Mais, dans ce cas-ci, c’était le fameux MBUX Hyperscreen qui était placardé devant les occupants de la première rangée. Le système d’infodivertissement propose des graphiques très clairs, ainsi qu’une bonne réactivité aux commandes tactiles, mais il s’avère complexe et nécessite une période d’acclimatation. Certaines commandes sont difficiles à exécuter, comme la désactivation du système antipatinage qui est cachée dans un sous-menu ou le fameux bouton pour le volant chauffant mentionné plus tôt. À ce chapitre, la reconnaissance vocale a sauvé la mise, mais clairement, il y a du travail à faire pour rendre ce système plus simple à utiliser.

Confort : 9,5/10

En bon VUS pleine grandeur électrique, l’EQS dorlote ses occupants avec des sièges moelleux avec fonctions de massage et même des oreillers d’appoint sur les appuie-têtes. La suspension à air s’occupe quant à elle d’isoler les passagers de ces énormes trous aperçus sur la chaussée à cette période de l’année – l’essai a été réalisé au début du mois de mars – ; le VUS EQS est une Classe S avec une silhouette utilitaire après tout.

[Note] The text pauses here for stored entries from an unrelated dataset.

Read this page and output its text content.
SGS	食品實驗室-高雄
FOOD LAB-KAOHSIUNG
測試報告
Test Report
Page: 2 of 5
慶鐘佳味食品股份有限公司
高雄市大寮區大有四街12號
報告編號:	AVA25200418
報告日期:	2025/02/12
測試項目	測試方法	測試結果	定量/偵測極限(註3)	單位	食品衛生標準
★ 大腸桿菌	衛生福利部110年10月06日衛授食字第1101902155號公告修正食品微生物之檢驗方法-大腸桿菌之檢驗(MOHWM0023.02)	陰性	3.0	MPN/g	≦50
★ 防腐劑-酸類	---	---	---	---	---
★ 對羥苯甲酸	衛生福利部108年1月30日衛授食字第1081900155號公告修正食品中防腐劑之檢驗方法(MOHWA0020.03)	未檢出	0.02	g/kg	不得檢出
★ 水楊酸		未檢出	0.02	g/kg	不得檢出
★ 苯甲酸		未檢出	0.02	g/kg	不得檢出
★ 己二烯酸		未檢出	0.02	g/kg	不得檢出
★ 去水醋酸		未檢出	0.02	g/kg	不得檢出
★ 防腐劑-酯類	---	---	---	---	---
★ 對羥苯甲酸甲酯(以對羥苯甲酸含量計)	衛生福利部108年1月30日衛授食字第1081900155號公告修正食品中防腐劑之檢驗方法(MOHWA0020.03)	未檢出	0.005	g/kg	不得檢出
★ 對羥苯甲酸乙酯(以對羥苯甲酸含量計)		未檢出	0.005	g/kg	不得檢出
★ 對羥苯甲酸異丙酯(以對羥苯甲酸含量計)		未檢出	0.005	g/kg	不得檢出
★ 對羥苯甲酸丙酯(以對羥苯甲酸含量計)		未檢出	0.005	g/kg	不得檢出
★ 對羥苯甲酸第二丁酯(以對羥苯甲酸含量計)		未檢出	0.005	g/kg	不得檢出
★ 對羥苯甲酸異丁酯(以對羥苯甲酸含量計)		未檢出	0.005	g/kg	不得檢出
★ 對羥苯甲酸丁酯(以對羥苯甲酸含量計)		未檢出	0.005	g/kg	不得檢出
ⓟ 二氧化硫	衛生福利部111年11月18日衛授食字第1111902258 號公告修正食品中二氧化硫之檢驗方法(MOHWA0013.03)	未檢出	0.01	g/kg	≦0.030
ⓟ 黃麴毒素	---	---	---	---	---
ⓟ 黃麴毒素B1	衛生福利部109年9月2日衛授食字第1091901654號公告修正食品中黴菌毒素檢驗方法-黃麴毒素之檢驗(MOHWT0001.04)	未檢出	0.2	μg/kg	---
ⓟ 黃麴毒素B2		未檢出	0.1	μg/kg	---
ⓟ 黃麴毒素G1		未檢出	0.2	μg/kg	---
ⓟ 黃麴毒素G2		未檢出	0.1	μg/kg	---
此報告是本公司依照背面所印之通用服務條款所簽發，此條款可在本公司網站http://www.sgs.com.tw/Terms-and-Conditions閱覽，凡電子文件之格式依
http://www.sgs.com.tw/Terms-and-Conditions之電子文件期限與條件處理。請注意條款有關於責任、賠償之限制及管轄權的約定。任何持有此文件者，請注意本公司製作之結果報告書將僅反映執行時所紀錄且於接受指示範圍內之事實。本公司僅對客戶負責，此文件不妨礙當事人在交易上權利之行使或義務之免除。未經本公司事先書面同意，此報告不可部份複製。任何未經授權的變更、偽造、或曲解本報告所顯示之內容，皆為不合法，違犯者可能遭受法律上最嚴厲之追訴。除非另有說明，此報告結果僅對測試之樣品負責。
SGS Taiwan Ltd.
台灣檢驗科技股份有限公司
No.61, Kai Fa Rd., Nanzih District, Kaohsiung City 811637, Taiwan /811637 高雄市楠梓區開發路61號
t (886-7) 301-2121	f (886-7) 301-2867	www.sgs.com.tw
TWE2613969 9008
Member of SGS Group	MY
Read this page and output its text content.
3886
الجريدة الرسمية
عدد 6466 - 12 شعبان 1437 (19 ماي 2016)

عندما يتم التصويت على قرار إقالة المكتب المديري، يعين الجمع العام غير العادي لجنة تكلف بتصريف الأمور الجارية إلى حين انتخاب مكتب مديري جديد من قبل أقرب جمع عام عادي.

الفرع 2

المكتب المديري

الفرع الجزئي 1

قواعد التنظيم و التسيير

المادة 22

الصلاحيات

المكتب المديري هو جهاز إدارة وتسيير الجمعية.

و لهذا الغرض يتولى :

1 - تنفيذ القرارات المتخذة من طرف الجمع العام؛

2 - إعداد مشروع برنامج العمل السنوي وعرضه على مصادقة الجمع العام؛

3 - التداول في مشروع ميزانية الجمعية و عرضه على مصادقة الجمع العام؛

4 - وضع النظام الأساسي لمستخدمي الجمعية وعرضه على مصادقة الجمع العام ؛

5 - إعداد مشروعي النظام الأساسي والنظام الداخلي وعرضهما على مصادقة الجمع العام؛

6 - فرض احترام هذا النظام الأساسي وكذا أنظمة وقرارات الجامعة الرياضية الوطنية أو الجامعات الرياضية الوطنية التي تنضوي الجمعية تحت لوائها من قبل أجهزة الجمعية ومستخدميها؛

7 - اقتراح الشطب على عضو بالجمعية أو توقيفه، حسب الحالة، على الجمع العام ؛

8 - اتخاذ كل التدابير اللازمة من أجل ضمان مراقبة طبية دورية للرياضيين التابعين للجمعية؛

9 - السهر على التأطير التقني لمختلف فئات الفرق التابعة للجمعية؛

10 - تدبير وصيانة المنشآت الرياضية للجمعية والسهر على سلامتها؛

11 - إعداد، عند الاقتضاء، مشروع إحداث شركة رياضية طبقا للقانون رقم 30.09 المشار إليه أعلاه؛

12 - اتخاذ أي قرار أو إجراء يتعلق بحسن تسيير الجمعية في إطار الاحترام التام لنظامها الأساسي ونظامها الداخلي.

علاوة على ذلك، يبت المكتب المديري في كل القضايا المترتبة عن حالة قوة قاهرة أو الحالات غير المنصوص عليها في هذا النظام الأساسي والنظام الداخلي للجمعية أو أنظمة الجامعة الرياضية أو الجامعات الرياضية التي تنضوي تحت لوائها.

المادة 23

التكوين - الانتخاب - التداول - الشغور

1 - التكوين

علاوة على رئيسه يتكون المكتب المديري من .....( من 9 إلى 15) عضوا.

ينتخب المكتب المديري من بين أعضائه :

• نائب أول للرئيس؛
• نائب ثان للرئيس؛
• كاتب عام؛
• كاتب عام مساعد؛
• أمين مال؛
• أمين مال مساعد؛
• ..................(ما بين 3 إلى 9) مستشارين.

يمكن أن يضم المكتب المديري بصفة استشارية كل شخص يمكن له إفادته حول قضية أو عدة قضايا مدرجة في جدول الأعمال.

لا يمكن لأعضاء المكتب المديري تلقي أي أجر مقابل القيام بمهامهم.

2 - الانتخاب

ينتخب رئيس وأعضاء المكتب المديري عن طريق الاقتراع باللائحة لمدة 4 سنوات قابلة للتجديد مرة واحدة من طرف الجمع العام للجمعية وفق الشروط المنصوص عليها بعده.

Bref, il règne une ambiance sereine à l’intérieur du multisegment électrique avec comme seul bruit de fond le roulement des pneus d’hiver… et les querelles de mes enfants à la deuxième rangée!

Puissance : 9/10

Plus lourd que la berline EQS, l’utilitaire a droit à quelques chevaux de plus sous le pied droit. En effet, au lieu des 516 purs-sangs de la voiture, c’est plutôt 536 chevaux qui sont extirpés des deux moteurs à aimants permanents. Le couple, quant à lui, est fixé à 631 lb-pi. Franchement, ces chiffres sont suffisants pour mouvoir ce véhicule de plus de deux tonnes et demie, mais on ne parle pas ici d’un monstre qui rive ses passagers à leurs sièges lors des fortes accélérations. Disons seulement que le poids du VUS a son mot à dire dans l’équation.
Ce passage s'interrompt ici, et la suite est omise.